On Thu, 2007-06-21 at 18:15 -0400, Tom Lane wrote:
> BTW: I really dislike the name "transaction guarantee" for the
> feature; it sounds like marketing-speak, not to mention overpromising
> what we can deliver.
There is no marketing speak there, nor any overpromising of what is
delivered. I really don't know where you get that idea.
The patch says exactly what it does: it reduces the level of guarantee
provided by a transaction commit and thereby causes almost-certain data
loss in the event of a crash, for transactions that have used the
feature. How can 'you get less' be an overpromise?
So the purpose of the name was to be explicit about the loss of
robustness that is being traded for performance. If I'd wanted to give
it a marketing name, it would be called 'fast commit'.
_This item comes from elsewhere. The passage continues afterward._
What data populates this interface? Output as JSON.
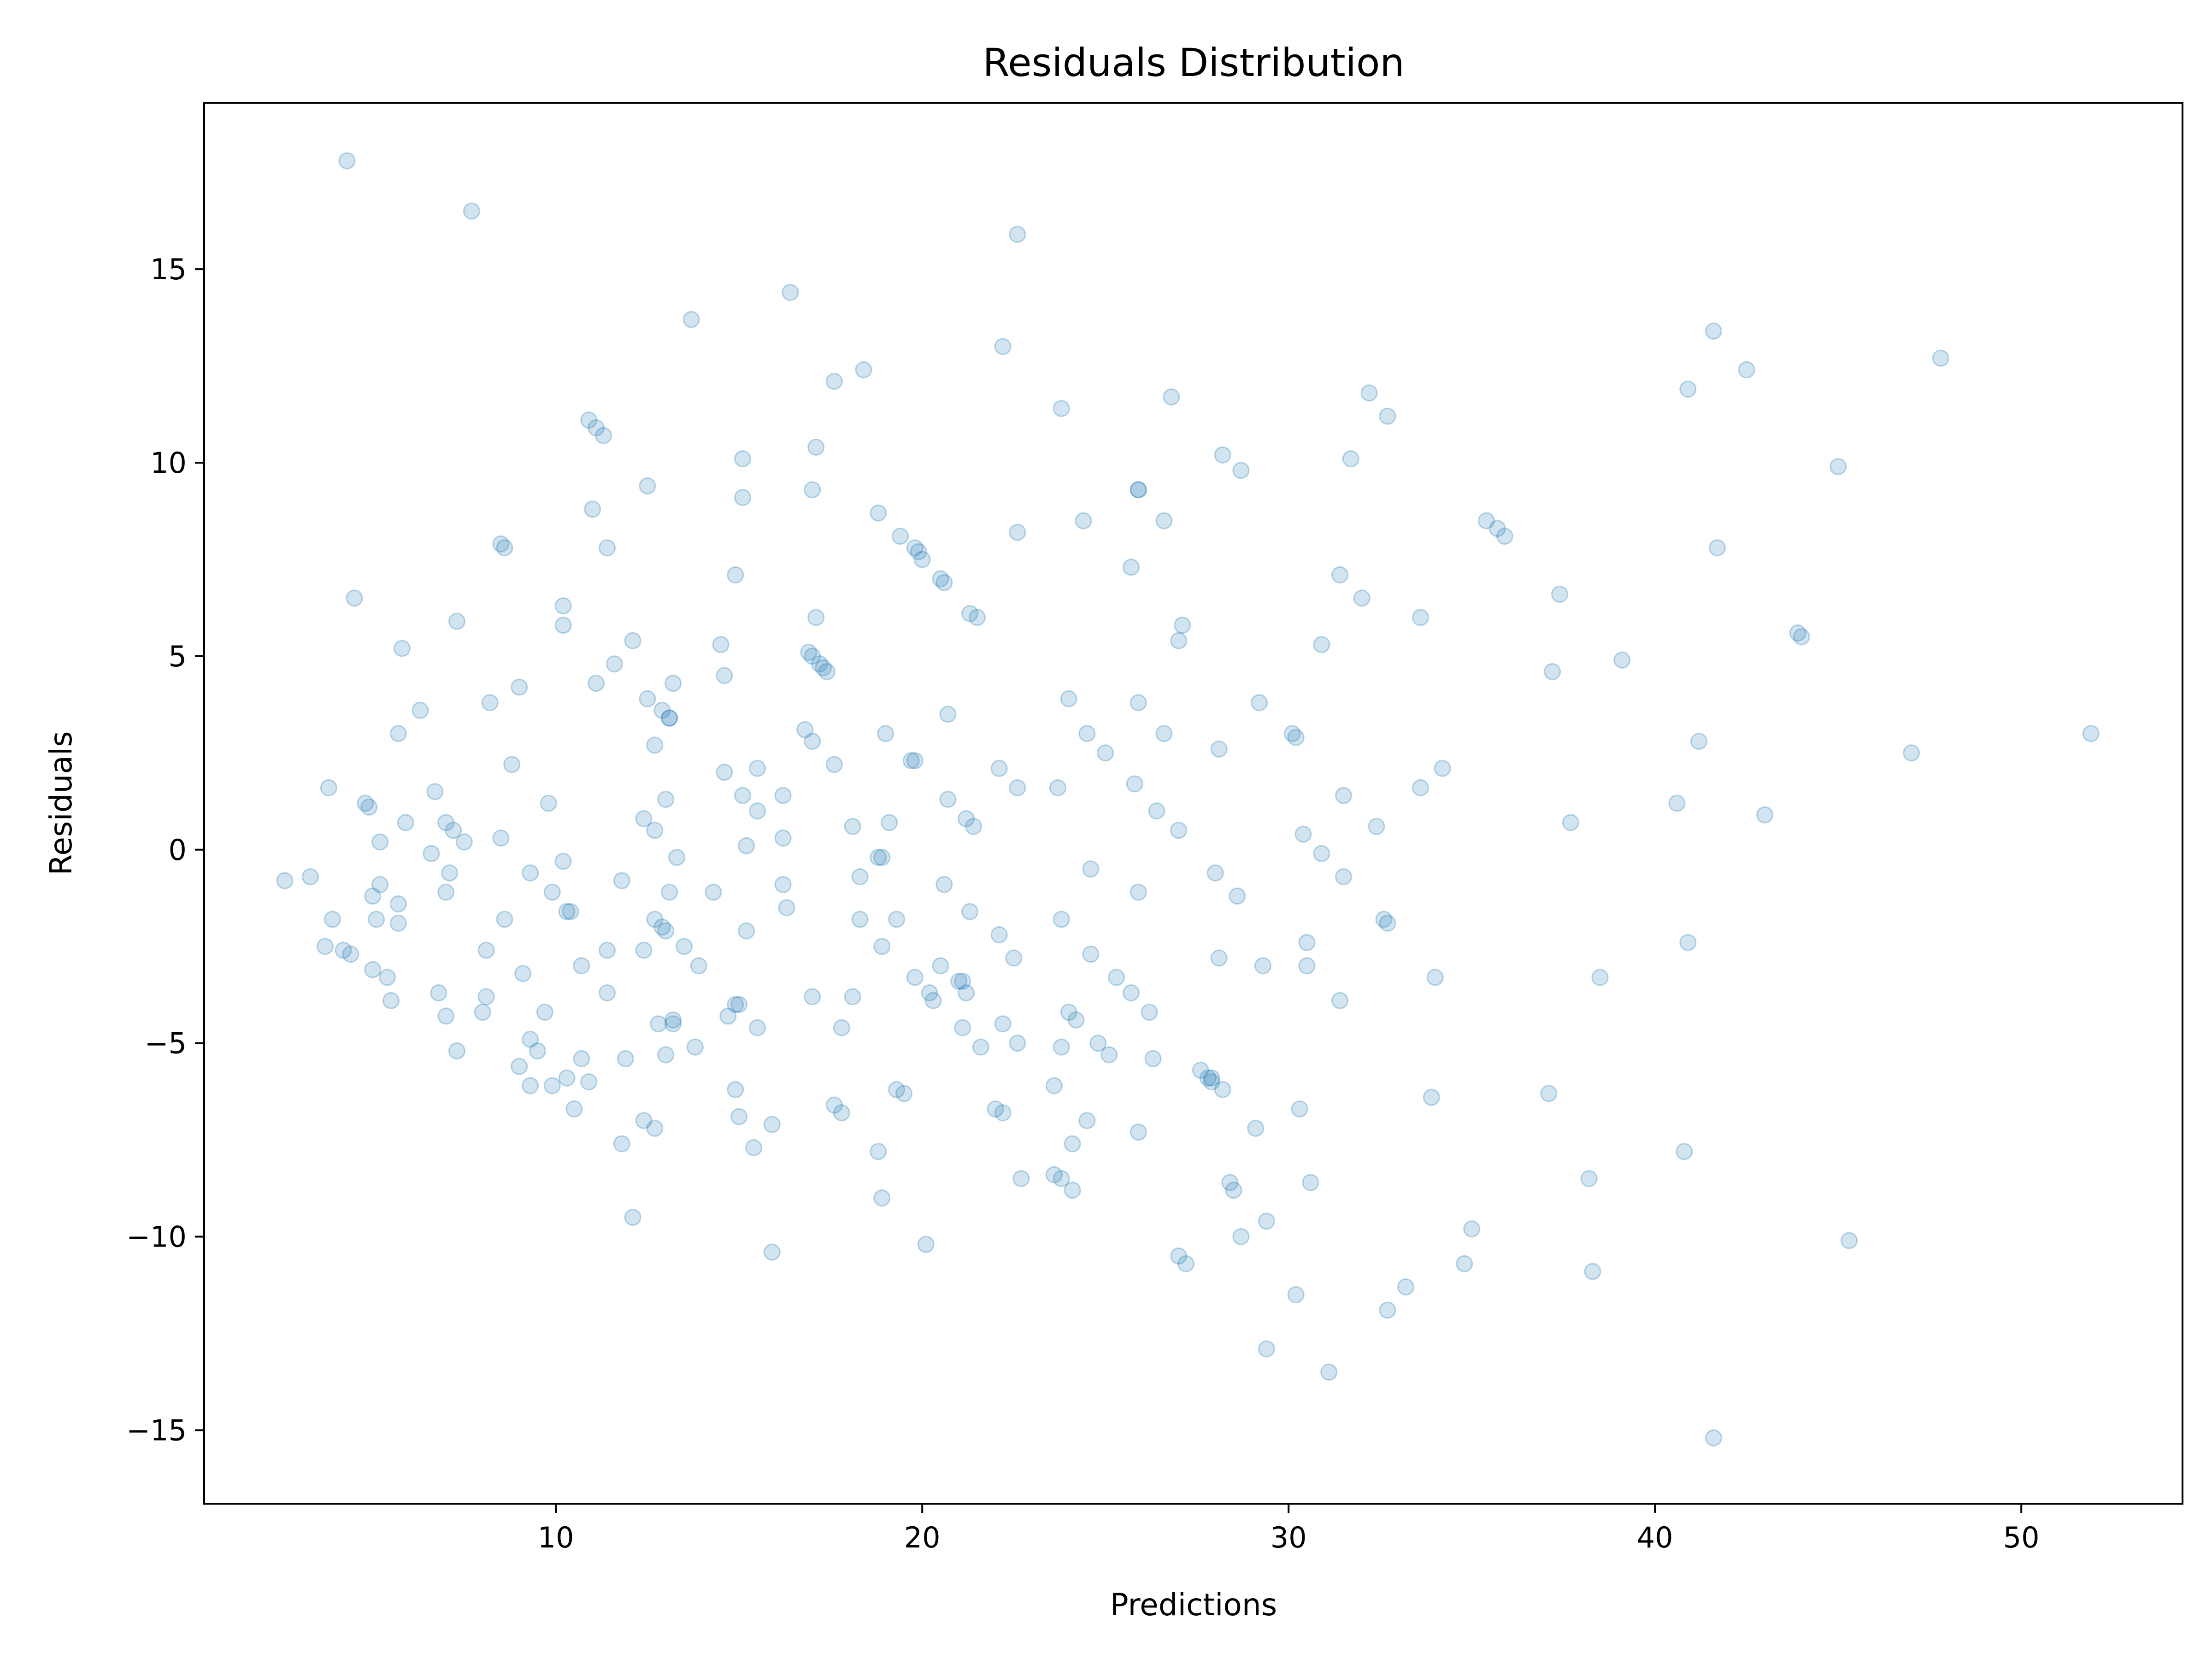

> Postgres can't "guarantee" anything in the face of
> untrustworthy disk hardware, for instance.
The "guarantee" PostgreSQL currently offers is the ACID durability
guarantee. Postgres has for many years differentiated itself from MySQL
on the basis of the certainty of the commit action.
True, disk hardware can nullify the commit guarantee.
> I'd much rather use names
> derived from "deferred commit" or "delayed commit" or some such.
I'm happy with various names and even had a specific post on the
Deferred Commit is the best description of the feature to me, but
doesn't highlight the dangers of using it. Am I being too cautious?
Would users understand that "deferred commit" would cause data loss? If
yes, then I'm perfectly happy with that name.
No feedback means name change to deferred commit.